Training: Stretch, condition, strengthen
Training videos

Staying loose and strengthening your key muscle groups in the weeks and months leading up to your event can drastically increase your chances of staying injury free and achieving your goals on race day. JustGiving have teamed up with Lucozade Sport and fitness guru Vic Spence to give you some top tips...

Pre Run Stretches - click here

Dynamic warm ups help prevent injury and activate the muscles you will be using during your run. This allows your body to jump into action quicker. Here are some key warm up stretches you should do before any run, whatever the distance.

  • Tri Plane Hamstring Stretch
  • Single Leg Glute Bridges
  • Abductor Stretch
  • Lunge with twist
  • Lumbar Rolls
  • Windmills

TIP: warm up stretches should always be dynamic!

Post Run Stretches - click here

Static stretching will allow your muscles to remain flexible, ensuring you can complete those important training runs pain and injury free. Hold each of the below exercises for 30 seconds each. Repeat if necessary

  • Quad Stretch
  • Pigeon Pose
  • Hamstring Stretch
  • Static Abductor Stretch
  • Lying spinal twist

TIP: static stretching should be reserved for post-exercise only.

Metabolic Conditioning - click here

MetCon circuits are a great way to teach your body how to handle fatigue and are extremely beneficial to your fitness levels. Suggested sets: X4

  • Burpees
  • Press Ups
  • Squat Jumps

TIP: always keep moving – it will be worth it in the end!

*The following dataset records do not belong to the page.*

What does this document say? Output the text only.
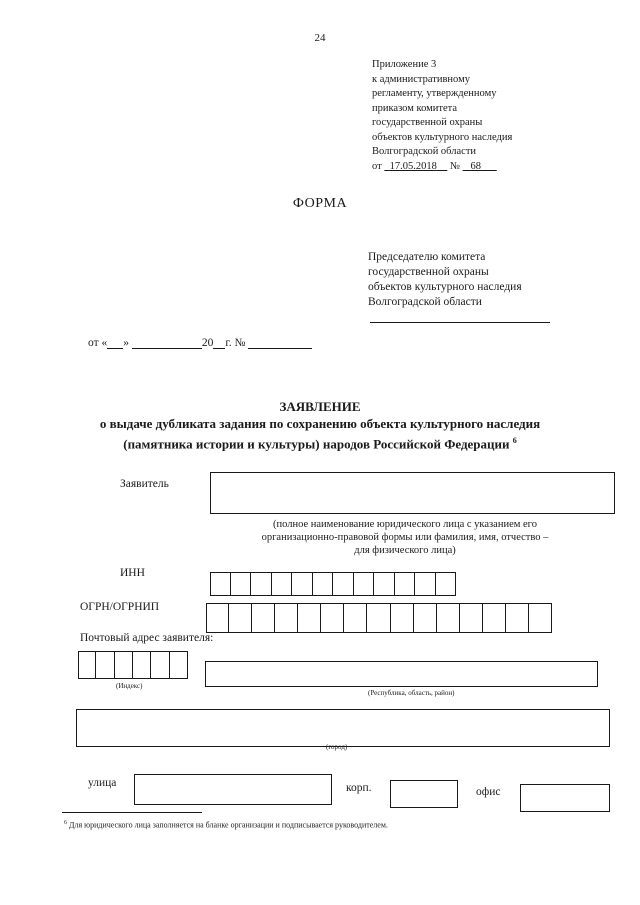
24
Приложение 3
к административному
регламенту, утвержденному
приказом комитета
государственной охраны
объектов культурного наследия
Волгоградской области
от 17.05.2018 № 68
ФОРМА
Председателю комитета
государственной охраны
объектов культурного наследия
Волгоградской области
от « »	20 г. №
ЗАЯВЛЕНИЕ
о выдаче дубликата задания по сохранению объекта культурного наследия
(памятника истории и культуры) народов Российской Федерации $^6$
Заявитель
(полное наименование юридического лица с указанием его
организационно-правовой формы или фамилия, имя, отчество –
для физического лица)
ИНН
ОГРН/ОГРНИП
Почтовый адрес заявителя:
(Индекс)
(Республика, область, район)
(город)
улица	корп.	офис
$^6$ Для юридического лица заполняется на бланке организации и подписывается руководителем.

Strength Training: Legs - click here

Strength training helps aid injury prevention and allows you to become stronger and efficient on your training runs. Developing power will increase speed which will become important once you start attempting to beat your race PB.

  • Body weight squat
  • Lunge
  • Abductor Stretch
  • Courtesy Lunge
  • Bridges

TIP: focus on form and technique before being tempted to add any weight.

Strength Training: Arms & Back - click here

People don’t understand the importance of incorporating arm and back work into your running training however, when you stride, your arms help propel the body forward taking the pressure off your legs. This will also allow you to run further in the correct form. Suggested sets X3

  • Push Up
  • Bench Dip
  • Shoulder taps and knee taps
  • Downward dog press ups (for shoulders)

TIP: don’t neglect the arms and back. They’re just as important to running as your legs are.

Single Leg Loading - click here

balance and strengthens your core. It also helps speed up the rehabilitation process after injury. Suggested: X10 each leg X3 sets

  • Bulgarian Split Squat
  • Single leg box squat
  • Single Leg Box Jump
  • Single Leg Step Ups
  • Lateral jumps box jumps

TIP: single leg work is also great for balance, so make sure you engage your core!

Strength Training: Core - click here

When training for longer runs, core becomes extremely important as when you begin to fatigue, form starts to compromise. The more we train our core and the stronger we become, the longer we can run with good form and reduce the chances of injuries, leading to improved performance. Suggested reps below X3 rounds

  • Side Plank 30 seconds each side
  • Commandos- X10
  • Bicycle Crunches X20
  • Dead Bugs 5 each side

TIP: actively think about engaging your core during each exercise and you’ll really feel the burn.

Yoga - click here

Yoga improves strength in many muscles around your body which reduces risk of injury. Holding poses in yoga can help increase balance and strength in core and legs. Yoga is also great for the hamstrings and lower back and it has a massive effect on the hip flexors which is a common injury for runners. Yoga is key during sessions when you are feeling fit and healthy as well as times when you feel injured. Hold each pose for 30seconds

  • Downward Facing Dog
  • Low Lunge
  • Toes Pose
  • Rocking and Rolling

TIP: remember to breathe!

Please seek medical advice before starting any kind of intensive training or exercise plan.